Sul fatto indaga la procura di Aosta, l'intervento era stato rimandato per l'emergenza sanitaria in corso, ma poi è stato eseguito lo stesso

ULTIMO AGGIORNAMENTO 15:47
Pasqua

La procura di Aosta sta valutando su un fatto avvenuto nell’aprile scorso. Un anziano, padre di un consigliere regionale, sarebbe infatti stato operato in chirurgia oncologica, in violazione delle regole vigenti nei giorni di emergenza sanitaria, ‘scavalcando’ altre persone in lista d’attesa. La notizia è riportata da Ansa.

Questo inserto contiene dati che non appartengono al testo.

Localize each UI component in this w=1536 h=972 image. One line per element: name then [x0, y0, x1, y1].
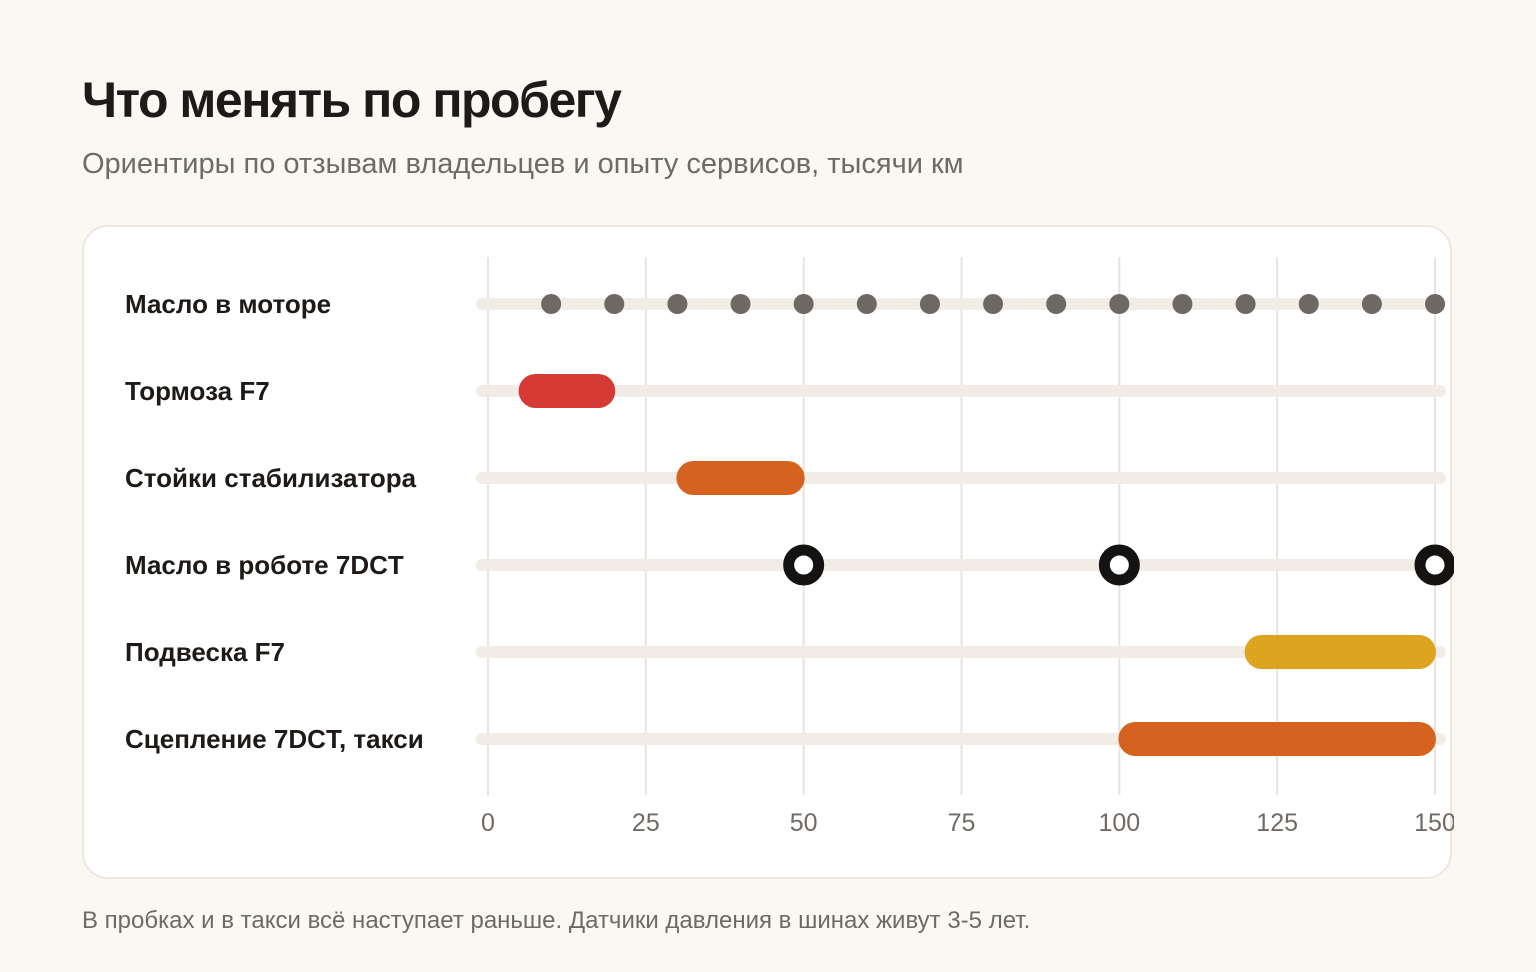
dot-marker-0-7	[983, 294, 1004, 314]
dot-marker-0-6	[919, 294, 940, 314]
x-tick-label-125: 125	[1256, 809, 1298, 837]
dot-marker-0-3	[730, 294, 751, 314]
dot-marker-0-1	[604, 294, 625, 314]
ring-marker-3-1	[1098, 544, 1140, 586]
dot-marker-0-10	[1172, 294, 1193, 314]
x-tick-label-0: 0	[481, 809, 495, 837]
dot-marker-0-9	[1109, 294, 1130, 314]
range-bar-4	[1244, 635, 1436, 669]
row-label-1: Тормоза F7	[125, 376, 270, 406]
range-bar-2	[676, 461, 805, 495]
row-label-0: Масло в моторе	[125, 289, 331, 319]
ring-marker-3-2	[1414, 544, 1454, 586]
dot-marker-0-2	[667, 294, 688, 314]
row-label-2: Стойки стабилизатора	[125, 463, 417, 493]
x-tick-label-50: 50	[790, 809, 818, 837]
ring-marker-3-0	[783, 544, 825, 586]
x-tick-label-25: 25	[632, 809, 660, 837]
dot-marker-0-12	[1298, 294, 1319, 314]
row-label-3: Масло в роботе 7DCT	[125, 550, 404, 580]
mileage-chart: 0 25 50 75 100 125 150 Масло в моторе Тормоза F7…	[125, 257, 1454, 837]
dot-marker-0-5	[856, 294, 877, 314]
x-tick-label-100: 100	[1098, 809, 1140, 837]
dot-marker-0-11	[1235, 294, 1256, 314]
chart-subtitle: Ориентиры по отзывам владельцев и опыту …	[82, 148, 964, 180]
range-bar-5	[1118, 722, 1436, 756]
x-tick-label-75: 75	[948, 809, 976, 837]
chart-card: 0 25 50 75 100 125 150 Масло в моторе Тормоза F7…	[82, 225, 1454, 879]
dot-marker-0-14	[1425, 294, 1445, 314]
dot-marker-0-8	[1046, 294, 1067, 314]
range-bar-1	[518, 374, 616, 408]
dot-marker-0-4	[793, 294, 814, 314]
dot-marker-0-13	[1361, 294, 1382, 314]
footnote: В пробках и в такси всё наступает раньше…	[82, 907, 1031, 934]
dot-marker-0-0	[541, 294, 562, 314]
row-label-4: Подвеска F7	[125, 637, 285, 667]
row-label-5: Сцепление 7DCT, такси	[125, 724, 424, 754]
chart-title: Что менять по пробегу	[82, 72, 622, 128]
x-tick-label-150: 150	[1414, 809, 1454, 837]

Durante la terza ondata epidemica infatti l’Usl della Valle d’Aosta aveva deciso di rinviare molte operazioni a causa della carenza di sanitari, impegnati nella cura dei pazienti Covid positivi. L’attività delle sale operatorie era quindi stata di molto limitata. Previsto settimane prima, l’intervento era stato inizialmente sospeso per poi essere effettuato insieme ad alcune altre operazioni ritenute urgenti. Le indagini sono coordinate dal pm Luca Ceccanti. Gli investigatori della Digos della questura di Aosta hanno sentito diverse persone, tra cui alcuni primari.